There would be too much to drone on about if I decided to sincerely pry into the mtDNA data so I'll leave it at that but one thing worth noting is that Mota's mtDNA Haplogroup was L3x2a and, as can be seen above, L3x (and though no further subclade is divulged, at least from what I recall... I'm betting there's some L3x2a in there given that this marker already exists in modern Ethiopia, to my knowledge) is quite common among Omotic speaking groups such as the two groups I compounded together.

This, the overlap in Y-DNA E-M329 and the notable levels of shared drift between Mota and the Ari lends some clear credence to the notion that various Omotic speaking populations may in large part be descended from people related & very similar to the ~4,500 year old Mota-man.

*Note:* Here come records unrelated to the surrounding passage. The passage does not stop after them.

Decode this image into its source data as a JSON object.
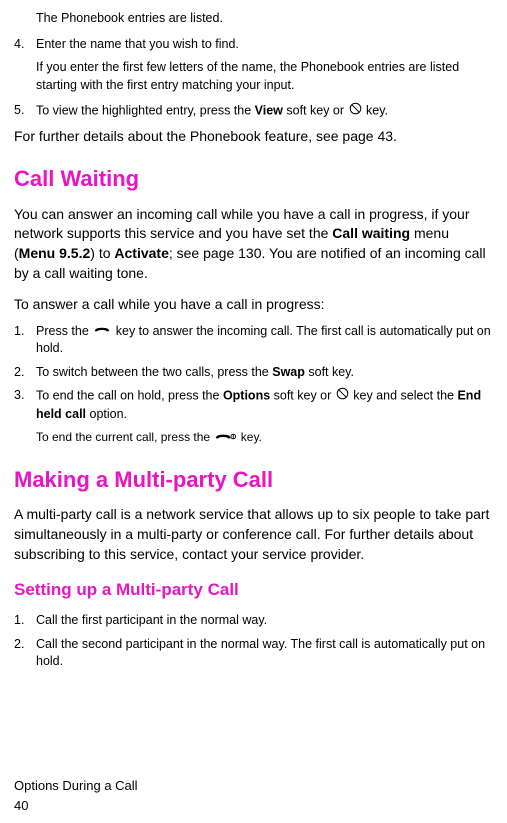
{
  "top": {
    "phonebook_listed": "The Phonebook entries are listed.",
    "step4_num": "4.",
    "step4_text": "Enter the name that you wish to find.",
    "step4_note": "If you enter the first few letters of the name, the Phonebook entries are listed starting with the first entry matching your input.",
    "step5_num": "5.",
    "step5_text_a": "To view the highlighted entry, press the ",
    "step5_bold": "View",
    "step5_text_b": " soft key or ",
    "step5_text_c": " key.",
    "details": "For further details about the Phonebook feature, see page 43."
  },
  "call_waiting": {
    "title": "Call Waiting",
    "para_a": "You can answer an incoming call while you have a call in progress, if your network supports this service and you have set the ",
    "para_b1": "Call waiting",
    "para_c": " menu (",
    "para_b2": "Menu 9.5.2",
    "para_d": ") to ",
    "para_b3": "Activate",
    "para_e": "; see page 130. You are notified of an incoming call by a call waiting tone.",
    "intro": "To answer a call while you have a call in progress:",
    "s1_num": "1.",
    "s1_a": "Press the ",
    "s1_b": " key to answer the incoming call. The first call is automatically put on hold.",
    "s2_num": "2.",
    "s2_a": "To switch between the two calls, press the ",
    "s2_bold": "Swap",
    "s2_b": " soft key.",
    "s3_num": "3.",
    "s3_a": "To end the call on hold, press the ",
    "s3_bold1": "Options",
    "s3_b": " soft key or ",
    "s3_c": " key and select the ",
    "s3_bold2": "End held call",
    "s3_d": " option.",
    "s3_note_a": "To end the current call, press the ",
    "s3_note_b": " key."
  },
  "multiparty": {
    "title": "Making a Multi-party Call",
    "para": "A multi-party call is a network service that allows up to six people to take part simultaneously in a multi-party or conference call. For further details about subscribing to this service, contact your service provider.",
    "subtitle": "Setting up a Multi-party Call",
    "s1_num": "1.",
    "s1": "Call the first participant in the normal way.",
    "s2_num": "2.",
    "s2": "Call the second participant in the normal way. The first call is automatically put on hold."
  },
  "footer": {
    "section": "Options During a Call",
    "page": "40"
  }
}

I'll be quite interested in seeing more Haplogroup data, particularly more high-resolution results, on Omotic speakers in the future.


Reference List:



Notes:

1. As much I've somewhat done this myself in the past and even with this post (somewhat, anyway)... I'll stand by what I wrote in a recent post in that "Linguistics is linguistics & genetics is genetics". I.e. I would not advise people to take a 1:1 stance when looking at how much a group's genetic profile will correlate with the language they speak (and also what language family or branch that language is of). One of the populations present in this post (Wolaytas), is seemingly, on a rather basal level, more similar to Oromos and Somalis than to Ari Blacksmiths. Wolaytas also look to have a lot of admixture from Habesha~Agaw-like people as noted here.

So, don't expect "Omotics" to be some sort of homogeneous genetic block simply because they're Omotic speakers or even be extremely similar once we have autosomal DNA data (as well as more high-resolution Haplogroup data) on all these ethnic groups. Though some clearly notable related-ness already seems apparent. Languages and genetic profiles can definitely correlate and one can compliment our understanding of the other quite a bit but it's important to refrain from an over-the-top 1:1-ing of the two.